Normal printing is not really a problem from the browser, but we must print to specialized devices that may use their own printing languages (like zebra printers). Before the HTML5 discussions, we had already decided to make a Windows service for printing which would directly talk to the printer so prints can be automatically triggered based on system events. Since the service will already be directly talking to the printer, it can handle manually triggered printing from the web app as well. So that problem was already solved.


Accounting integration


I don't have a solution designed for the accounting software, because we don't even know what we will be using yet. (They are extremely unhappy with their current accounting software and want to change away from it regardless of my effort.) In any case, all the client will be able to do is make the request (e.g. to create invoices), and the server will take the process from there; running it directly if the accounting software supports it, or delegating it to a custom service on the accountant's machine in the worst case.


Chrome app?


I also looked at developing this as a Chrome app, which provides limited access to local resources.
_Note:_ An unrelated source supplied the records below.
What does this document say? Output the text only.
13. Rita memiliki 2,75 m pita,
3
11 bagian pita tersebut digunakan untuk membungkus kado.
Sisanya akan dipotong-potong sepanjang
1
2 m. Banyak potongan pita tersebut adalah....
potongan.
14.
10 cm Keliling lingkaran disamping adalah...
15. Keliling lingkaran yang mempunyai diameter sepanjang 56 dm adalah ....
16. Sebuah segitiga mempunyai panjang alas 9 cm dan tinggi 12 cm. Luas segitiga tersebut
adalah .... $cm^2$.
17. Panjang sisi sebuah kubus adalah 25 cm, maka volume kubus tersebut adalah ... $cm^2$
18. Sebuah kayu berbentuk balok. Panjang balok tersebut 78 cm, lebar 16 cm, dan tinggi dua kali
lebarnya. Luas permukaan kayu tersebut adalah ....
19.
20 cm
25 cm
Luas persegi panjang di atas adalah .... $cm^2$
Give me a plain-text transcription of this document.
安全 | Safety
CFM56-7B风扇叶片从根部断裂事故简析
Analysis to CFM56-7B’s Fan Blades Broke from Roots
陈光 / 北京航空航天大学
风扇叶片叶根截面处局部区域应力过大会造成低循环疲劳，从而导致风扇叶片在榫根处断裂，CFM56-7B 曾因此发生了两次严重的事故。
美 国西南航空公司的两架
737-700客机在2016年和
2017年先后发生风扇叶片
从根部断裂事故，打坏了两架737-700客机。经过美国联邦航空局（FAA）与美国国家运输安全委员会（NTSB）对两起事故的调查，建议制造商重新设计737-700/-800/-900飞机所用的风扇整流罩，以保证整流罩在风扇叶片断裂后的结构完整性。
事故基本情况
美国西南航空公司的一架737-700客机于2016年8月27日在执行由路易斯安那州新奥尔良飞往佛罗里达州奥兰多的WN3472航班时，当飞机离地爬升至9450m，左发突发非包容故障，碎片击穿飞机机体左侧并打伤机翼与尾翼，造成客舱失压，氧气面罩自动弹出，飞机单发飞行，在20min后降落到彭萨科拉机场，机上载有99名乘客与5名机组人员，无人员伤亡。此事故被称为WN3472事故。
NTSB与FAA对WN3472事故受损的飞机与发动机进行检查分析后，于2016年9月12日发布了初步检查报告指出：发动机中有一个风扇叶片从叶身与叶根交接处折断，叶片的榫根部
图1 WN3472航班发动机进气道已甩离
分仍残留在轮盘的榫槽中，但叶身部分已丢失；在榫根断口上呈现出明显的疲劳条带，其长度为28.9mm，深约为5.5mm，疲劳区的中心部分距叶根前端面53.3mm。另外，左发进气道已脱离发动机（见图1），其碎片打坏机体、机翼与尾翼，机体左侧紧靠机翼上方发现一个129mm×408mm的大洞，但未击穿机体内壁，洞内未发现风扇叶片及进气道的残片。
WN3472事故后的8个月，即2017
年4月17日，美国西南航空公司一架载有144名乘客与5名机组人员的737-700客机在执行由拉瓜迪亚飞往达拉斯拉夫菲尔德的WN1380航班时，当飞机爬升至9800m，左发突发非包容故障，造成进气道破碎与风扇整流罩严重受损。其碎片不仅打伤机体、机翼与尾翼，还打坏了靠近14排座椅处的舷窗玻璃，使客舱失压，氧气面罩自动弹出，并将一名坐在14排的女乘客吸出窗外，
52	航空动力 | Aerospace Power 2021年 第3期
However, I really didn't like the idea of making proprietary modifications that make my HTML5 app not run elsewhere. It also seemed like for every local access I got, some normal web access was restricted due to sandboxing. That, and really the only benefit I would get is printing, which I had already resolved. The accounting software would probably still not be accessible from the Chrome app.

So anyway, that was my decision process. Going forward, we are looking at using Angular as our UI technology, and Bootstrap as a front-end (wanted to use Foundation, but Bootstrap was easier to integrate). On the server side, it's .NET Web API.